Extreme droughts that have become a common feature due to climate changes have caused unprecedented changes in the western parts of the US. Rocky Mountain fires that devastated areas higher up that were previously untouched are more frequent and intense than in any period in the last 2,000 years.
Published in the National Academy of Sciences, the study revealed that Rocky Mountain fires and also fires in other forests have crept up to higher elevations in the past several decades. Areas considered too wet to burn previously have been scorched. Wildfires advance uphill with each passing year and have brought a staggering 11% of all forests in the western US at risk.
Drought conditions and rapid climate changes in the western parts of the US have dried out the subalpine forests making them particularly vulnerable to forest fires. In the past three and a half decades, the rise in temperatures has extended fire-prone territories by an additional 81,500 square kilometers of high-elevation forests.
Rocky Mountain Fires Set To Turn Worse
Philip Higuera, professor of fire ecology at the Montana University said that post-2020, we are in unfamiliar territory. More areas and communities are being directly affected by wildfires. And studies have suggested that blazes like the Rocky Mountain fires are only going to get worse.
This year is set to be just as worse as the worsening drought situation has set records scientists had only expected in August.
Higuera and colleagues analyzed previous wildfires in an attempt to understand the similarities and differences with present fires raging across the region.
They went through historical records and analyzed charcoal collected from lakes in the subalpine and other high-altitude forests to understand the present fires.

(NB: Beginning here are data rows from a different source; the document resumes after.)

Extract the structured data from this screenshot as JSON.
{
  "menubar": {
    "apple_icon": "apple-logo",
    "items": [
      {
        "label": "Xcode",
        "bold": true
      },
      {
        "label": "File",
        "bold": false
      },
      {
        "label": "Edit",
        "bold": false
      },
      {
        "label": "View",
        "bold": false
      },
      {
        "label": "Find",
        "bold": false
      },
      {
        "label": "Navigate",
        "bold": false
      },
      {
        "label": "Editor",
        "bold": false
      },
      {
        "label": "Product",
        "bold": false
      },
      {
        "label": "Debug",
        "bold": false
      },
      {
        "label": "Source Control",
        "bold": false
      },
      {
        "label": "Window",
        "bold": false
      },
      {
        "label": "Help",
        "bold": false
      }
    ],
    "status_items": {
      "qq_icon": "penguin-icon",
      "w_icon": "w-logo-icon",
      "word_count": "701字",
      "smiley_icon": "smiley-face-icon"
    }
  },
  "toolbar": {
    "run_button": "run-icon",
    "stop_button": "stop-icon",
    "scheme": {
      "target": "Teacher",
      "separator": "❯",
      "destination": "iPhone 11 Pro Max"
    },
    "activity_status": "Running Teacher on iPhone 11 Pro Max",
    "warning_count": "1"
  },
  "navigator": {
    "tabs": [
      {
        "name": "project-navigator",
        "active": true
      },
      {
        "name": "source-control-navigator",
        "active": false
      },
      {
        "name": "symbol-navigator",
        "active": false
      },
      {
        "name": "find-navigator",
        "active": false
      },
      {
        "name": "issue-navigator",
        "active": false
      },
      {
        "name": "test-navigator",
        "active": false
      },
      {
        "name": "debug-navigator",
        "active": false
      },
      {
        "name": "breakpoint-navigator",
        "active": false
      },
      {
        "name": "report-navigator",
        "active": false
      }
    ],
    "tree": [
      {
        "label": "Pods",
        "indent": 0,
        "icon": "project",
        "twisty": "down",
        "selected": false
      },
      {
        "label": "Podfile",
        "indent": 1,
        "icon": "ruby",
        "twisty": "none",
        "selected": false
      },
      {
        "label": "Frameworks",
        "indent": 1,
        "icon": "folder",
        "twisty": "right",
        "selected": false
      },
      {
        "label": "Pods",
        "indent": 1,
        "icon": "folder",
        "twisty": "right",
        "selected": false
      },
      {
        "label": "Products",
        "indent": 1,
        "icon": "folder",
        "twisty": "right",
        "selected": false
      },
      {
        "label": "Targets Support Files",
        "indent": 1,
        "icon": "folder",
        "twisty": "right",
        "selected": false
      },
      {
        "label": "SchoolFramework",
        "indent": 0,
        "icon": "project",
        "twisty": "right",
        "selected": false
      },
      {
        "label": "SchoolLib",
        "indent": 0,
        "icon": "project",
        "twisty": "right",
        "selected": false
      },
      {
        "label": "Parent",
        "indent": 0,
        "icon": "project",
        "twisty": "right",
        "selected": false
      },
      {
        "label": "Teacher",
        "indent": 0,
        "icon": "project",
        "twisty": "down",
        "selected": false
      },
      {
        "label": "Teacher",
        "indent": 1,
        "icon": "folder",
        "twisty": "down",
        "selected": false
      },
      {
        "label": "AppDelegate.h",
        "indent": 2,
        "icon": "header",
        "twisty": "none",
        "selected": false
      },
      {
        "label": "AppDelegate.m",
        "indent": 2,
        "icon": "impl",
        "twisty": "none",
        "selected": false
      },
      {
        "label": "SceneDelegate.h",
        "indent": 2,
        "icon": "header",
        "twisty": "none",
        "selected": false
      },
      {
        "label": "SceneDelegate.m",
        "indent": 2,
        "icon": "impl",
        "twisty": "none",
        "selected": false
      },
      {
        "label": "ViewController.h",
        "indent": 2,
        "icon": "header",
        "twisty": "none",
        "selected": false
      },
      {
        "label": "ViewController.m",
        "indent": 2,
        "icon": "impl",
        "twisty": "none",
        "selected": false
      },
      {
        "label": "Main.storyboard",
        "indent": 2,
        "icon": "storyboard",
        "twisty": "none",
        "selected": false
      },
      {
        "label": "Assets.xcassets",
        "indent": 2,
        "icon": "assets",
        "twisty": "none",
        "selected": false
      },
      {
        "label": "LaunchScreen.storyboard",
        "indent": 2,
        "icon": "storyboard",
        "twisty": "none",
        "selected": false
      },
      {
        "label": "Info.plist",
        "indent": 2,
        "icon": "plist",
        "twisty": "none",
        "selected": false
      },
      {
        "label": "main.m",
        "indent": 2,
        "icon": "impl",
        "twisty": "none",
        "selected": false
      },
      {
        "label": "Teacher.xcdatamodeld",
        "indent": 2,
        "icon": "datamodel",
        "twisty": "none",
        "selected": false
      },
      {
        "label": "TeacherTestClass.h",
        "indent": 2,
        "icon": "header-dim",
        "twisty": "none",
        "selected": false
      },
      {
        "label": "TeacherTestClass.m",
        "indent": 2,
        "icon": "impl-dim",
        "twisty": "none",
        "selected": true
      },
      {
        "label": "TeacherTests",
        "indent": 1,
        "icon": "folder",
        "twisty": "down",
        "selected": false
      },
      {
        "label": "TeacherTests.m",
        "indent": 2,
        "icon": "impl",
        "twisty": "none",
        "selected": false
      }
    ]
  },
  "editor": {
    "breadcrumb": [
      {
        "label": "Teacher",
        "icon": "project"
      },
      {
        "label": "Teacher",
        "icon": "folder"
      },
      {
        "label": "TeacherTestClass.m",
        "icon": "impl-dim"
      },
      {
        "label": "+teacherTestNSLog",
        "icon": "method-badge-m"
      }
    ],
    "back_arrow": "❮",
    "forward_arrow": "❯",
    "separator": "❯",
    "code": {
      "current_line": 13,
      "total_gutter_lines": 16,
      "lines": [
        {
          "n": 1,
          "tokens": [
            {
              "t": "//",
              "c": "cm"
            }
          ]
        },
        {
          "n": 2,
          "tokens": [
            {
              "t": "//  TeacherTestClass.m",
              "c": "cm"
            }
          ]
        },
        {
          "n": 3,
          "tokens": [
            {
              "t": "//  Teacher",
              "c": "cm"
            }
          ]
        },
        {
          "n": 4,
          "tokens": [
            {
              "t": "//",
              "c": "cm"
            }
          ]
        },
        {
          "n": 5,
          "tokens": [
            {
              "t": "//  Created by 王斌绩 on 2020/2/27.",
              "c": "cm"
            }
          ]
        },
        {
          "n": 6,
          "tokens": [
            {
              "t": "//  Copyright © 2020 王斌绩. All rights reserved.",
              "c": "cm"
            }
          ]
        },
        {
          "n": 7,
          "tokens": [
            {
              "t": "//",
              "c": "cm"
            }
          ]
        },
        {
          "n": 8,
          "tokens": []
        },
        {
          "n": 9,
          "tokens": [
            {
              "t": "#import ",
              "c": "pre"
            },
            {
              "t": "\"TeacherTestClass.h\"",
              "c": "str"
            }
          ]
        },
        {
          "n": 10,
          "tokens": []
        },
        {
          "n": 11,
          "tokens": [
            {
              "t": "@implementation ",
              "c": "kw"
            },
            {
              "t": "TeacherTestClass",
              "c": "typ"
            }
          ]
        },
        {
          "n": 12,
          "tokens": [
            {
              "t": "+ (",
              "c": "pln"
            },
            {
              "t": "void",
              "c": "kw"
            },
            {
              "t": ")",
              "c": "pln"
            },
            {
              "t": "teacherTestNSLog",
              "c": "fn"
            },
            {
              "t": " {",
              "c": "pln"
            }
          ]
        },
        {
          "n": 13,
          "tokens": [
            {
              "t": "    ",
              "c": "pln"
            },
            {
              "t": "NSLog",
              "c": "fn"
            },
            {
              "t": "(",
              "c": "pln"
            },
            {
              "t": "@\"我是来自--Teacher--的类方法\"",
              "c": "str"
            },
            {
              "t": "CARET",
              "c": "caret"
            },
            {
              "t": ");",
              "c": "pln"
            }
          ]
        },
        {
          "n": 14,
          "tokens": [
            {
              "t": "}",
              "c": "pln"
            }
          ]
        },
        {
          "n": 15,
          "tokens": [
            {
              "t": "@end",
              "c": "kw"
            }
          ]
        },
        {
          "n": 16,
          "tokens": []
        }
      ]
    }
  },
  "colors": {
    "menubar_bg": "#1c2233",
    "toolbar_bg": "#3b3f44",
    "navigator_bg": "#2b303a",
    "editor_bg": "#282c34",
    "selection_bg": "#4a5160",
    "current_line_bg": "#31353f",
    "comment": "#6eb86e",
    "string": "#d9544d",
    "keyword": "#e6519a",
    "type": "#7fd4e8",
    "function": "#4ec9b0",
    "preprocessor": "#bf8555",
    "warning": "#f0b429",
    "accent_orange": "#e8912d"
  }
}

The study threw up disturbing figures. Higuera’s team discovered that the 2020 wildfires alone accounted for nearly three-fourths of the entire area that was destroyed by fires since 1984. The current speed of burning is also much higher at 22% more than the extreme average over the past 2,000 years.
The researchers found this study particularly relevant as normally, subalpine forests similar to this burn at a much lower rate. It seems that the seasons are shifting. Jennifer Marlon from the Yale environmental schools said that the Rocky Mountain fires and other similar wildfires have pointed to the fact that drought and extremely hot conditions make it easier for wildfires to rage uncontrollably. This points to the distinctive characteristics of global warming.
Higuera says that it has become important for us to know how to live with fires so that they do not become unmanageable and harm communities.